Providing yet another line of evidence, the team sequenced the DNA of pollen grains stuck to the butterflies’ bodies. This allowed them to identify the plants the creatures had recently visited—Guiera senegalensis and Ziziphus spina-christi, two shrub species that only flower at the end of West Africa’s rainy season.
Taken together, their sleuthing strongly suggests the painted ladies flew across the Atlantic Ocean, a feat that’s never been recorded before.
“Combining these techniques is really helping and is getting us to places where we couldn’t go before,” Talavera tells National Geographic’s Jason Bittel.
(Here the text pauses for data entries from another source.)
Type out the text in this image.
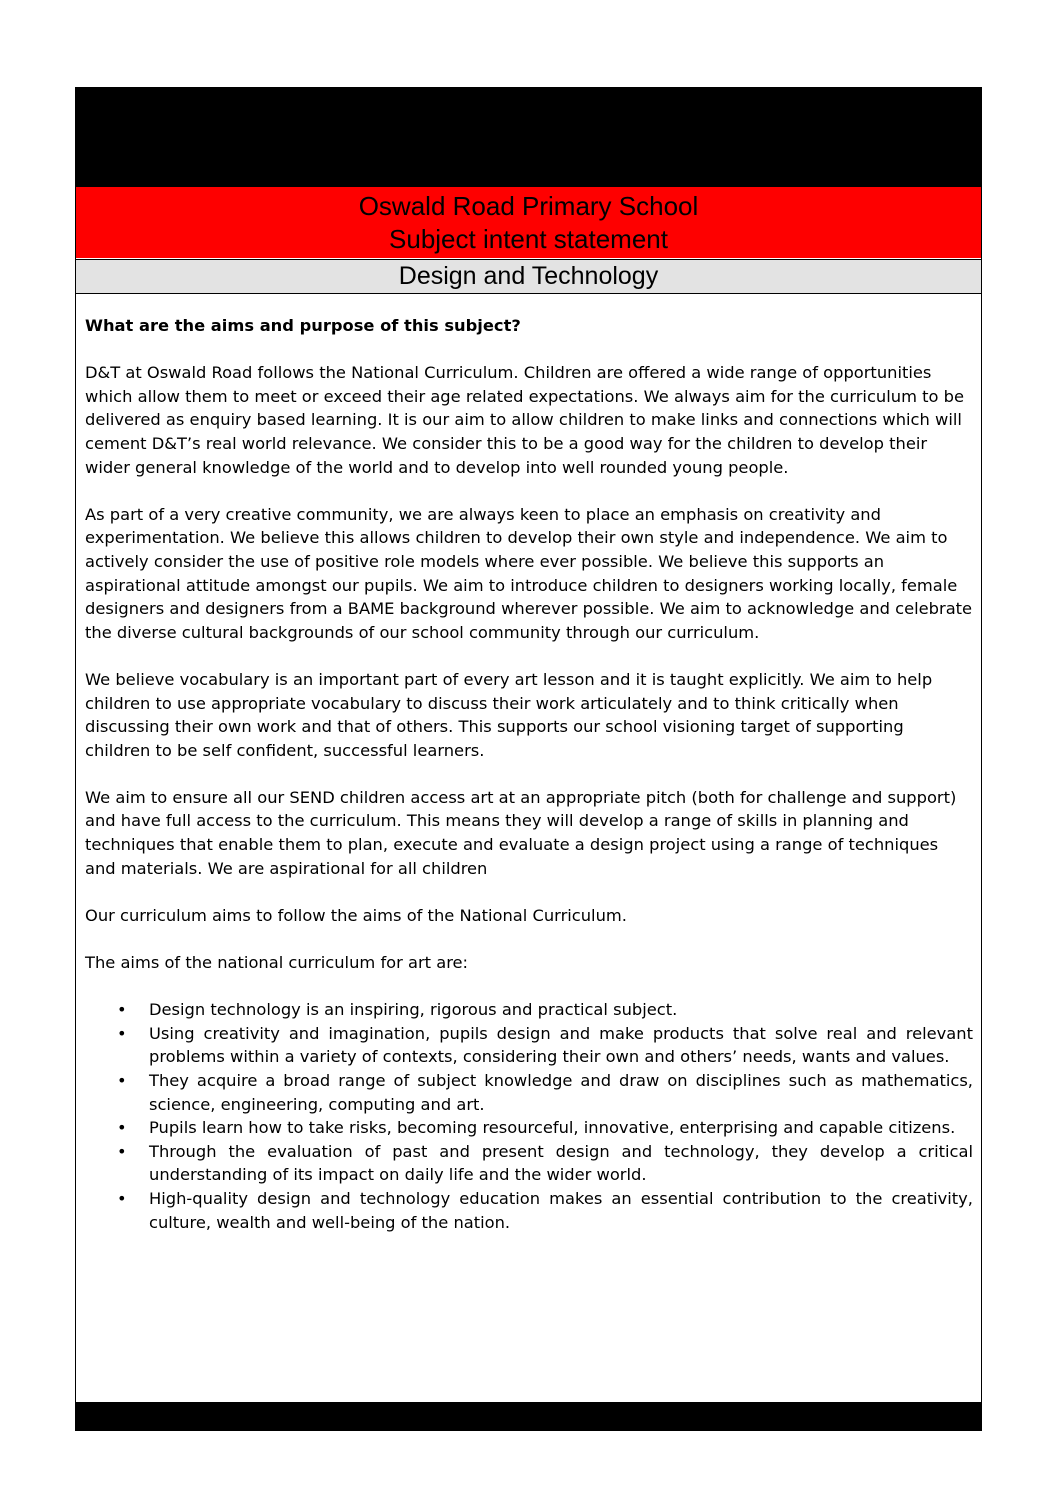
Oswald Road Primary School
Subject intent statement
Design and Technology

What are the aims and purpose of this subject?

D&T at Oswald Road follows the National Curriculum. Children are offered a wide range of opportunities which allow them to meet or exceed their age related expectations. We always aim for the curriculum to be delivered as enquiry based learning. It is our aim to allow children to make links and connections which will cement D&T’s real world relevance. We consider this to be a good way for the children to develop their wider general knowledge of the world and to develop into well rounded young people.

As part of a very creative community, we are always keen to place an emphasis on creativity and experimentation. We believe this allows children to develop their own style and independence. We aim to actively consider the use of positive role models where ever possible. We believe this supports an aspirational attitude amongst our pupils. We aim to introduce children to designers working locally, female designers and designers from a BAME background wherever possible. We aim to acknowledge and celebrate the diverse cultural backgrounds of our school community through our curriculum.

We believe vocabulary is an important part of every art lesson and it is taught explicitly. We aim to help children to use appropriate vocabulary to discuss their work articulately and to think critically when discussing their own work and that of others. This supports our school visioning target of supporting children to be self confident, successful learners.

We aim to ensure all our SEND children access art at an appropriate pitch (both for challenge and support) and have full access to the curriculum. This means they will develop a range of skills in planning and techniques that enable them to plan, execute and evaluate a design project using a range of techniques and materials. We are aspirational for all children

Our curriculum aims to follow the aims of the National Curriculum.

The aims of the national curriculum for art are:

• Design technology is an inspiring, rigorous and practical subject.
• Using creativity and imagination, pupils design and make products that solve real and relevant problems within a variety of contexts, considering their own and others’ needs, wants and values.
• They acquire a broad range of subject knowledge and draw on disciplines such as mathematics, science, engineering, computing and art.
• Pupils learn how to take risks, becoming resourceful, innovative, enterprising and capable citizens.
• Through the evaluation of past and present design and technology, they develop a critical understanding of its impact on daily life and the wider world.
• High-quality design and technology education makes an essential contribution to the creativity, culture, wealth and well-being of the nation.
The wind was a particularly important factor in the butterflies’ journey, which the scientists estimate took between five and eight days. The same air currents—known as the Saharan Air Layer—are responsible for blowing dust from Africa’s Sahara Desert to South America, where it helps fertilize the Amazon River basin. Sometimes, the dust blows all the way to Florida, where it can temporarily keep hurricanes at bay.
Now, scientists are learning that the Saharan Air Layer could be important for insects, too.
“The butterflies could only have completed this flight using a strategy alternating between active flight, which is costly energetically, and gliding the wind,” says study co-author Eric Toro-Delgado, a biologist at the Institute of Evolutionary Biology in Spain, in a statement. “We estimate that without wind, the butterflies could have flown a maximum of 780 km [485 miles] before consuming all their fat and, therefore, their energy.”